A bug in a popular line of video conferencing software is being exploited by hackers, prompting the U.S. government to order all agencies to patch the vulnerability within two weeks. 

The Cybersecurity and Infrastructure Security Agency (CISA) gave federal agencies until April 16 to patch CVE-2026-3502, a vulnerability in the video conferencing tool TrueConf. The bug carries a severity score of 7.8 out of 10. 

CISA’s confirmation that the vulnerability is being exploited follows a report from cybersecurity researchers at Check Point outlining an alleged Chinese hacking campaign targeting governments in Southeast Asia. 

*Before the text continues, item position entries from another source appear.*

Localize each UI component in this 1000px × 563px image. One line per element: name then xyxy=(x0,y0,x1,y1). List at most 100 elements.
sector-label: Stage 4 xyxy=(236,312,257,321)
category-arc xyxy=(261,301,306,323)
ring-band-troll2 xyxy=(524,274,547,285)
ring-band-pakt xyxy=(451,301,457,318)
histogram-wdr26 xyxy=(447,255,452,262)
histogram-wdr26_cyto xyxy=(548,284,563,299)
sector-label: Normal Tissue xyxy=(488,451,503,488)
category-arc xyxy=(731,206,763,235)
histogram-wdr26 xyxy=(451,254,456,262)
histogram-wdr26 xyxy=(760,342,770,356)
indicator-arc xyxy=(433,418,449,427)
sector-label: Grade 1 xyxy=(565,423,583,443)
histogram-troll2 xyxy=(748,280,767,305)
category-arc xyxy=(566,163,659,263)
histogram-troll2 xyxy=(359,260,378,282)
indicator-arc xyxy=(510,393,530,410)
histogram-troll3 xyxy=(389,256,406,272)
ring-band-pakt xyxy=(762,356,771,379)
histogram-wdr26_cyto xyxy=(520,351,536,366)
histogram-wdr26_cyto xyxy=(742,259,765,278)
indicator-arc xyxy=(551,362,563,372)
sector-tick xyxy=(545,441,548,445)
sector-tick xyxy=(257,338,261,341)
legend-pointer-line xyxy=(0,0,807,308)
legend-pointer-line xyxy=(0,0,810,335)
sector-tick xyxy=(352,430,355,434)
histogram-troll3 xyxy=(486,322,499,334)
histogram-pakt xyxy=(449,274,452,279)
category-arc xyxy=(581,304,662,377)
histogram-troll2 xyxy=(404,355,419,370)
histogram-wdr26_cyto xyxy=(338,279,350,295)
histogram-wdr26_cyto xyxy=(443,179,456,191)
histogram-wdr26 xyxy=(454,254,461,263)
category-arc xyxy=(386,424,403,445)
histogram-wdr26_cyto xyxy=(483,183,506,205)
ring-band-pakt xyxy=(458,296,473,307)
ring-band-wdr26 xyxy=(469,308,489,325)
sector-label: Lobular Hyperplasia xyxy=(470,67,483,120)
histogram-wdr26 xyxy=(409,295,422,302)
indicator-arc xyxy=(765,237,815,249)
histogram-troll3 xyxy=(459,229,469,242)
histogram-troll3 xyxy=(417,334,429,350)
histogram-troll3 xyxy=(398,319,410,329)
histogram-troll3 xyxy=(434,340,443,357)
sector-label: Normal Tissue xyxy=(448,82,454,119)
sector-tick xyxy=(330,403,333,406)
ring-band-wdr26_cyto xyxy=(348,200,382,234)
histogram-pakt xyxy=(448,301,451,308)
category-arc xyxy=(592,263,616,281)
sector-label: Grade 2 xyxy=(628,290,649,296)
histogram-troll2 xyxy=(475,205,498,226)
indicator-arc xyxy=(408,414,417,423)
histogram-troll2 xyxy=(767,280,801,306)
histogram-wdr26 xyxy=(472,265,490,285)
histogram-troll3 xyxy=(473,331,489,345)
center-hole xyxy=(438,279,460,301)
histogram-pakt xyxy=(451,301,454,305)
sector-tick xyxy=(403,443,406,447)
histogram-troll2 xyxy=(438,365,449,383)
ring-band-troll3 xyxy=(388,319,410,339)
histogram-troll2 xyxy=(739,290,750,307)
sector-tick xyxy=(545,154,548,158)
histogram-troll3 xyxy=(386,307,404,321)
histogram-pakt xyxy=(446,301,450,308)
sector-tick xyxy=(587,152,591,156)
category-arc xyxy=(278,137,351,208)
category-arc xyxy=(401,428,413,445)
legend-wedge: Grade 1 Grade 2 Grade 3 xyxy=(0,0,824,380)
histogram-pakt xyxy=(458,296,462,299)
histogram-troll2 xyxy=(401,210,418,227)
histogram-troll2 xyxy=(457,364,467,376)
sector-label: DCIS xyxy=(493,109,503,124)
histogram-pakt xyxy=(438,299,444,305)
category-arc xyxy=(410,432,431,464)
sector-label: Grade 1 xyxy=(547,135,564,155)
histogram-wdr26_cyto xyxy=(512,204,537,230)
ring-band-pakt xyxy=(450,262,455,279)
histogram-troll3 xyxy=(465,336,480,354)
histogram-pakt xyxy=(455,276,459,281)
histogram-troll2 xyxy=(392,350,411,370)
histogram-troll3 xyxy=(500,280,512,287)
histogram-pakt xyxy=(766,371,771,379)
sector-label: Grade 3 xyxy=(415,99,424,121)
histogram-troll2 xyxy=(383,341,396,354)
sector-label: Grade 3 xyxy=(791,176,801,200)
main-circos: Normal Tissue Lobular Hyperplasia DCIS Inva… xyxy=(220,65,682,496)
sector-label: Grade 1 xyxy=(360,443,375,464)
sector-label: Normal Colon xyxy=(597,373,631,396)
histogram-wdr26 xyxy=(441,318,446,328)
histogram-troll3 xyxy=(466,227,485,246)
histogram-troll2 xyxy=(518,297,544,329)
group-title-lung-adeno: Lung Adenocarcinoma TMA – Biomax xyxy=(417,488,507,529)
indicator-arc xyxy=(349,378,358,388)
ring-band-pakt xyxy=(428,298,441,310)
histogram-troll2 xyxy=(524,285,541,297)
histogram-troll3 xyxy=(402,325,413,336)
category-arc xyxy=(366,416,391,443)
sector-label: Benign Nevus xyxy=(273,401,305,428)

Check Point said Chinese hackers have been exploiting the vulnerability in a campaign they call TrueChaos. The campaign started in early 2026 and typically involved the Havoc penetration testing tool, which Chinese actors have repeatedly abused over the last year. 

Check Point said it disclosed the bug to TrueConf, which developed a fix that was released in March. 

“At the beginning of 2026, Check Point Research observed a series of targeted attacks against government entities in Southeast Asia carried out via a legitimate TrueConf software installed in the targets’ environment,” the researchers said. 

“The flaw affects the application’s updater validation mechanism and allows an attacker controlling an on-premises TrueConf server to distribute and execute arbitrary files across connected endpoints.”

During exploitation of the bug, the hackers used the trusted update channel to distribute malicious updates. Check Point noted that the targeting indicates the campaign was likely focused on espionage.

TrueConf is used widely across organizations in Asia, Europe and the Americas, serving about 100,000 organizations globally. Check Point said it is used primarily by government, military, and critical infrastructure sectors “to ensure absolute data privacy and communication autonomy in secure or remote environments.” 

“In locations with poor or no internet connectivity, or during natural disasters when traditional networks are down, it facilitates essential coordination. By hosting the server on internal hardware, all audio, video, and chat traffic remains strictly contained on-site, with offline activation available for fully air-gapped systems,” Check Point explained. 

Most infections likely began through a link sent to the victims. The links launched the TrueConf client and showed an update prompt alleging that there is a newer version available. 

“Prior to the victim’s interaction, the attacker had already replaced the update package on the TrueConf on-premises server with a weaponized version, ensuring that the client retrieved a malicious file through the normal update process,” Check Point said. 

“The compromised TrueConf on-premises server was operated by the governmental IT department and served as a video conferencing platform for dozens of government entities across the country, which were all supplied with the same malicious update.”

Check Point attributed the campaign to Chinese actors based on the tactics deployed and the use of Alibaba Cloud and Tencent hosting tools. The company also saw the same victim targeted with the ShadowPad malware — a hallmark of Chinese actors.